Scientists working for Harvard University have found evidence of an ‘early world’ concealed under the crust of the planet we know now.
New findings from the Earth’s mantle might have revealed that our planet collided with other planetoids, which ultimately resulted in the creation of our moon. The remnants of these findings may be from a former version of our planet that existed 4.5 billion years ago.
There are at least four major theories regarding the formation of our moon.
The most accepted theorizes that the heat produced by a crash with another planetoid caused debris to fly off and become captured by our planet’s gravitational pull, eventually coalescing and forming the moon.
The Harvard team, directed by Associate Professor Sujoy Mukhopadhyay, believes that they have found evidence to support a theory that only a portion of the Earth melted during these events, and that an ancient ‘pre-crash’ region exists within the Earth’s mantle.
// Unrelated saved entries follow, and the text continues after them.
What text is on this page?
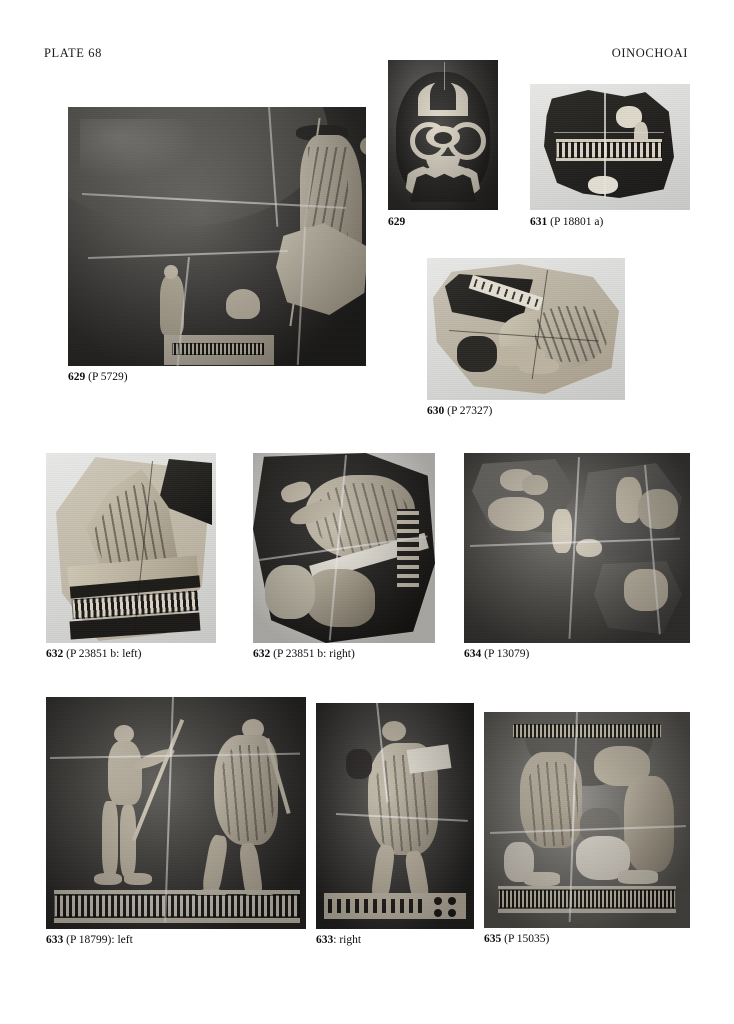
PLATE 68	OINOCHOAI
629	631 (P 18801 a)
629 (P 5729)
630 (P 27327)
632 (P 23851 b: left)	632 (P 23851 b: right)	634 (P 13079)
633 (P 18799): left	633: right	635 (P 15035)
Reporting in the journal Nature, Mukhopadhyay says:
“We believe that the impact energy wasn’t equally spread through the early Earth.
This implies that a important portion of the impacted hemisphere would likely have been fully vaporized, but the reverse hemisphere would have been partially protected, and wouldn’t have gotten whole thawing.”
This leads scientists to hypothesize that our planet is actually derived from two worlds: the distantly ancient world and the recent world.
Professor Mukhopadhyay notes: “This means that the last giant impact didn’t fully blend the mantle and there wasn’t a entire mantle-magma ocean.”
The researchers measured the decay of an isotope of xenon, known as 129-Xenon. Since this isotope is generated by the radioactive decay of 129-iodine, scientists can measure the creation age of the Earth’s mantle to within 100 million years.
Says Professor Mukhopadhyay:
“The geochemistry suggests that there are differences between the noble gas isotope ratios in various areas of the Earth, and these should be clarified.
The notion that a really tumultuous wreck of the Earth with a different planet-sized body didn’t fully melt down and homogenize the Earth, challenges some of our views on planet formation as well as the energetics of giant impacts.
In the event the theory is proven right, then we may be seeing echoes of the primeval Earth, from a time before the crash.”